Premièrement, l’intérêt porté à la logique d’élaboration et de conception nous a permis de cibler et de délimiter le périmètre de la recherche à la phase « amont » des projets sélectionnés. Deuxièmement, en s’émancipant de la thèse culturaliste, nous faisons le choix de centrer notre attention, non pas sur les « cultures nationales » mais sur la « construction des acteurs dans leur rapport à la société ». Pour cela, deux méthodes appuient l’exploration visant à mettre en évidence les spécificités de l’activité de conception (organisation, innovation, temporalités…) de Bimby et du New Urbanism. D’abord, l’analyse typomorphologique introduit des critères rationnels permettant de soutenir la thèse d’une évolution des formes urbaines et architecturales. Similaire dans les deux pays d’étude, cette évolution des formes assoit l’hypothèse de départ dans laquelle nous suggérons que c’est au sein de la phase d’élaboration et de conception que se joue cette transformation typomorphologique. Pour cette raison, nous préférons positionner ce chapitre avant ceux venant rendre compte de l’influence des participants aux ateliers participatifs dans le choix et la transformation des espaces périurbains. Ensuite, les enquêtes de terrain inscrites dans un cadre théorique pragmatique viennent compléter ces premières conclusions et enquêter sur l’origine de ces transformations.

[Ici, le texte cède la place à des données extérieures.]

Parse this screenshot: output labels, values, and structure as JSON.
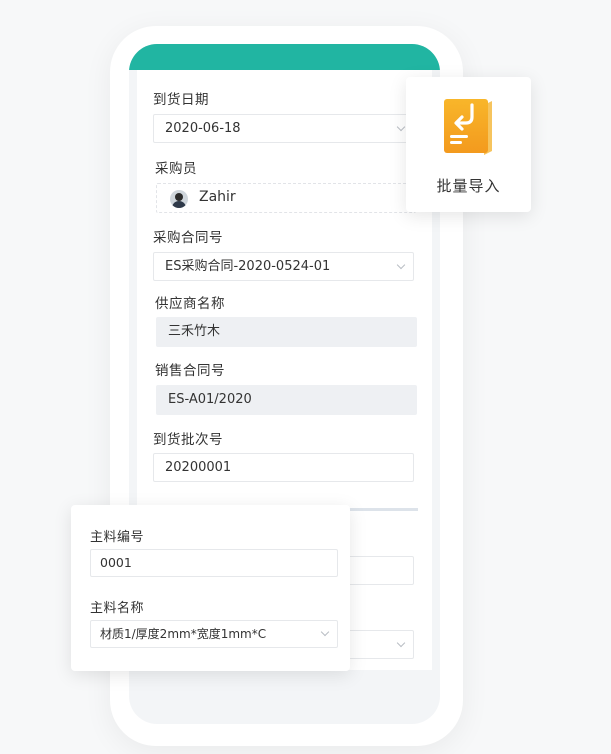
{
  "form": {
    "arrival_date_label": "到货日期",
    "arrival_date_value": "2020-06-18",
    "buyer_label": "采购员",
    "buyer_name": "Zahir",
    "purchase_contract_label": "采购合同号",
    "purchase_contract_value": "ES采购合同-2020-0524-01",
    "supplier_label": "供应商名称",
    "supplier_value": "三禾竹木",
    "sales_contract_label": "销售合同号",
    "sales_contract_value": "ES-A01/2020",
    "batch_label": "到货批次号",
    "batch_value": "20200001"
  },
  "material_popup": {
    "code_label": "主料编号",
    "code_value": "0001",
    "name_label": "主料名称",
    "name_value": "材质1/厚度2mm*宽度1mm*C"
  },
  "import_popup": {
    "label": "批量导入",
    "icon": "batch-import-icon",
    "icon_color": "#f5a623"
  },
  "colors": {
    "header": "#21b5a2",
    "accent_orange": "#f5a623"
  }
}
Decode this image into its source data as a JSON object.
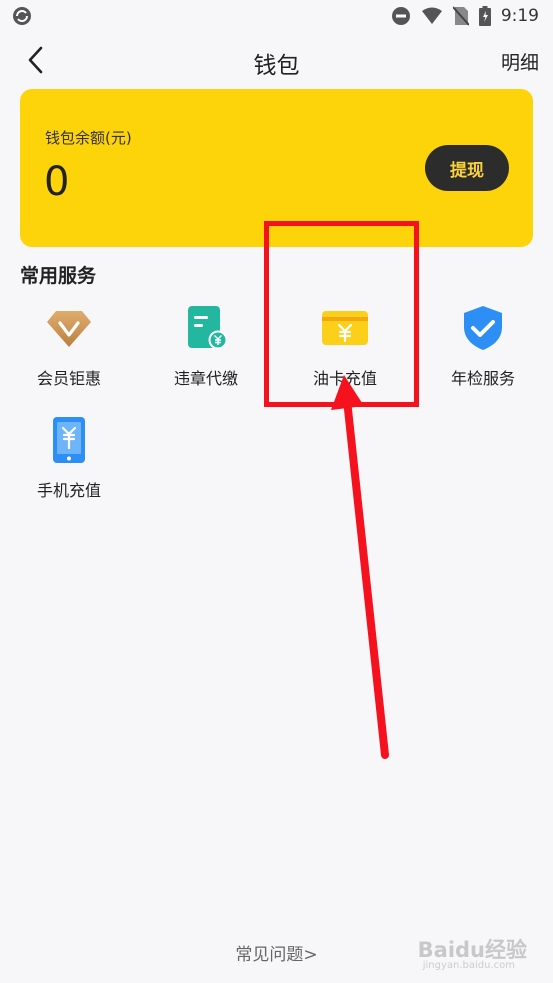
{
  "status_bar": {
    "time": "9:19",
    "icons": [
      "sync-icon",
      "dnd-icon",
      "wifi-icon",
      "no-sim-icon",
      "battery-icon"
    ]
  },
  "nav": {
    "title": "钱包",
    "detail_label": "明细",
    "back_icon": "chevron-left-icon"
  },
  "wallet": {
    "balance_label": "钱包余额(元)",
    "balance_value": "0",
    "withdraw_label": "提现",
    "card_color": "#fdd30a"
  },
  "services": {
    "section_title": "常用服务",
    "items": [
      {
        "label": "会员钜惠",
        "icon": "diamond-icon"
      },
      {
        "label": "违章代缴",
        "icon": "document-yuan-icon"
      },
      {
        "label": "油卡充值",
        "icon": "card-yuan-icon"
      },
      {
        "label": "年检服务",
        "icon": "shield-check-icon"
      },
      {
        "label": "手机充值",
        "icon": "phone-yuan-icon"
      }
    ]
  },
  "footer": {
    "faq_label": "常见问题>"
  },
  "watermark": {
    "text": "Baidu经验",
    "sub": "jingyan.baidu.com"
  },
  "annotation_color": "#f5121e"
}
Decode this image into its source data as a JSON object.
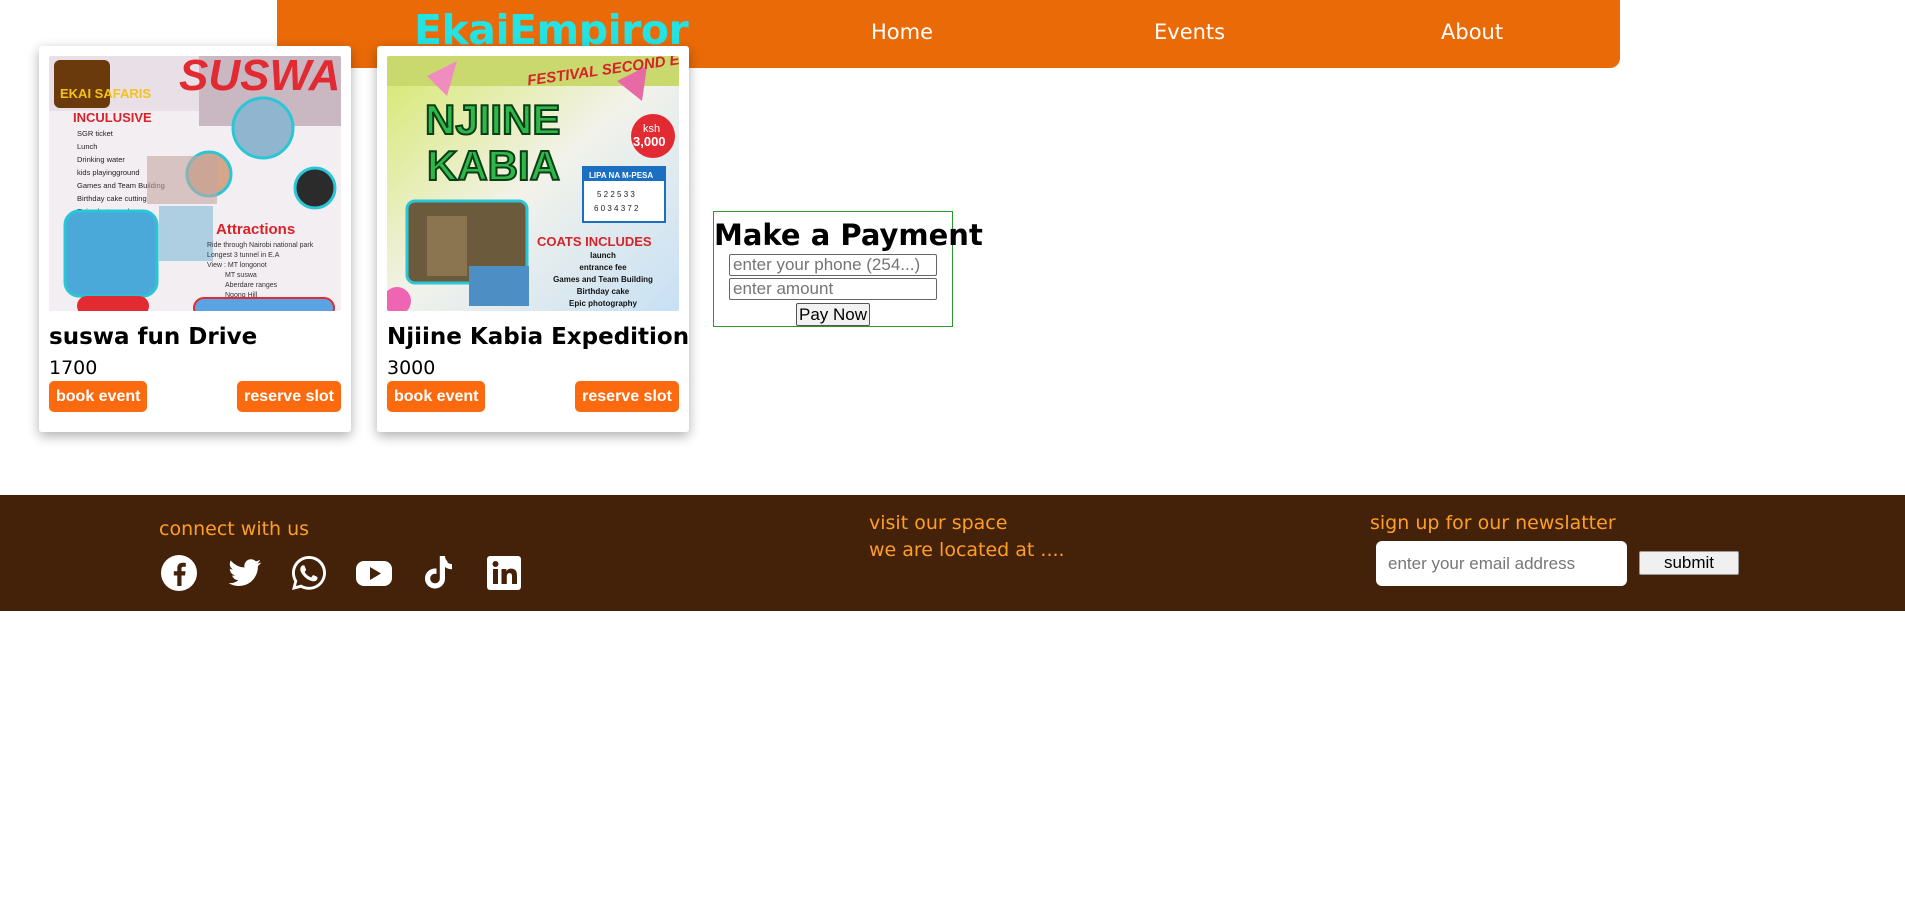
{
  "nav": {
    "brand": "EkaiEmpiror",
    "links": [
      "Home",
      "Events",
      "About"
    ],
    "bg_color": "#ea6a08",
    "brand_color": "#24e3e3"
  },
  "events": [
    {
      "title": "suswa fun Drive",
      "price": "1700",
      "book_label": "book event",
      "reserve_label": "reserve slot",
      "poster": {
        "logo": "EKAI SAFARIS",
        "headline": "SUSWA",
        "inclusive_title": "INCULUSIVE",
        "inclusive_items": [
          "SGR ticket",
          "Lunch",
          "Drinking water",
          "kids playingground",
          "Games and Team Building",
          "Birthday cake cutting",
          "Epic photography"
        ],
        "attractions_title": "Attractions",
        "attractions_items": [
          "Ride through Nairobi national park",
          "Longest 3 tunnel in E.A",
          "View : MT longonot",
          "MT suswa",
          "Aberdare ranges",
          "Ngong Hill"
        ]
      }
    },
    {
      "title": "Njiine Kabia Expedition",
      "price": "3000",
      "book_label": "book event",
      "reserve_label": "reserve slot",
      "poster": {
        "edition": "FESTIVAL SECOND EDITION",
        "headline_1": "NJIINE",
        "headline_2": "KABIA",
        "price_badge_1": "ksh",
        "price_badge_2": "3,000",
        "mpesa_title": "LIPA NA M-PESA",
        "mpesa_line_1": "5 2 2 5 3 3",
        "mpesa_line_2": "6 0 3 4 3 7 2",
        "includes_title": "COATS INCLUDES",
        "includes_items": [
          "launch",
          "entrance fee",
          "Games and Team Building",
          "Birthday cake",
          "Epic photography"
        ]
      }
    }
  ],
  "payment": {
    "title": "Make a Payment",
    "phone_placeholder": "enter your phone (254...)",
    "amount_placeholder": "enter amount",
    "pay_label": "Pay Now"
  },
  "footer": {
    "connect_label": "connect with us",
    "social_icons": [
      "facebook-icon",
      "twitter-icon",
      "whatsapp-icon",
      "youtube-icon",
      "tiktok-icon",
      "linkedin-icon"
    ],
    "visit_label": "visit our space",
    "location_label": "we are located at ....",
    "newsletter_label": "sign up for our newslatter",
    "email_placeholder": "enter your email address",
    "submit_label": "submit",
    "bg_color": "#44220a",
    "text_color": "#ff9e25"
  }
}
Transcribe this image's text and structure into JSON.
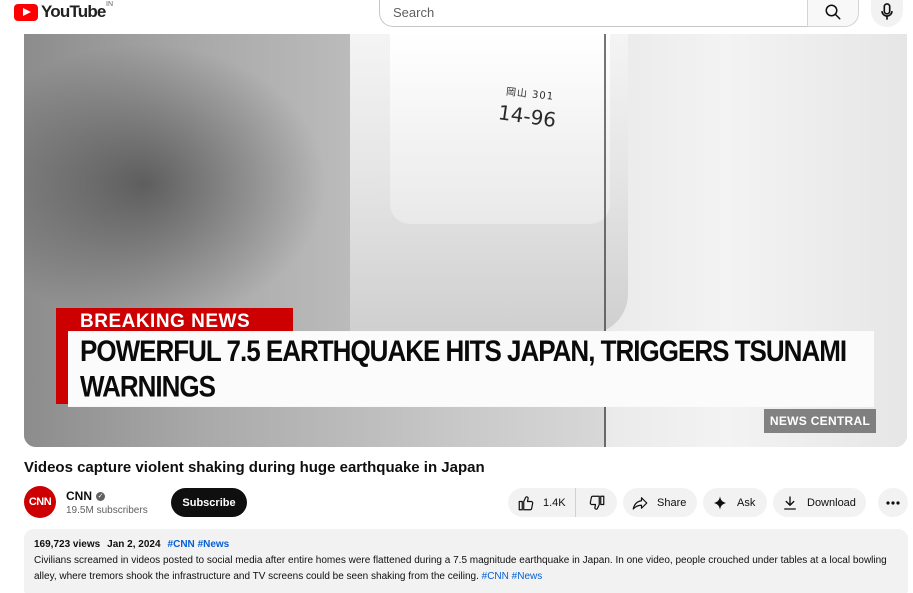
{
  "header": {
    "logo_text": "YouTube",
    "country_code": "IN",
    "search_placeholder": "Search"
  },
  "player": {
    "breaking_label": "BREAKING NEWS",
    "headline": "POWERFUL 7.5 EARTHQUAKE HITS JAPAN, TRIGGERS TSUNAMI WARNINGS",
    "network_tag": "NEWS CENTRAL",
    "plate_top": "岡山 301",
    "plate_number": "14-96"
  },
  "video": {
    "title": "Videos capture violent shaking during huge earthquake in Japan"
  },
  "channel": {
    "avatar_text": "CNN",
    "name": "CNN",
    "subscribers": "19.5M subscribers",
    "subscribe_label": "Subscribe"
  },
  "actions": {
    "like_count": "1.4K",
    "share_label": "Share",
    "ask_label": "Ask",
    "download_label": "Download"
  },
  "description": {
    "views": "169,723 views",
    "date": "Jan 2, 2024",
    "hashtags_top": [
      "#CNN",
      "#News"
    ],
    "text": "Civilians screamed in videos posted to social media after entire homes were flattened during a 7.5 magnitude earthquake in Japan. In one video, people crouched under tables at a local bowling alley, where tremors shook the infrastructure and TV screens could be seen shaking from the ceiling.",
    "hashtags_inline": [
      "#CNN",
      "#News"
    ]
  },
  "colors": {
    "brand_red": "#ff0000",
    "cnn_red": "#cc0000",
    "link_blue": "#065fd4",
    "chip_bg": "#f2f2f2"
  }
}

Troisièmement, plutôt que de chercher à dépasser l’impossible intégration de paradigmes qui s’opposent, nous déplaçons les logiques d’analyses caractérisant les logiques d’action grâce aux sciences de gestion. Sur ces bases, les prochains chapitres s’organisent en deux temps :
1) Dans les chapitres 5, 6 et 7, nous rendons compte du travail de terrain. Le chapitre 5 présente les principaux résultats de l’analyse typomorphologique, tandis que les chapitres 6 et 7 exposent un ensemble de situations permettant d’explorer les marges de manœuvre dont disposent les acteurs impliqués.
2) Dans les chapitres 8, 9 et 10, nous exprimons un ensemble de résultats, par le biais du comparatisme, venant caractériser les modalités de l’action de Bimby et du New Urbanism et positionner ces pratiques dans un schéma renouvelé du système de production de l’habitat individuel périurbain. Enfin, nous soumettons des apports prospectifs à la réflexion sur la construction de la ville durable française et, plus particulièrement, au renouvellement périurbain.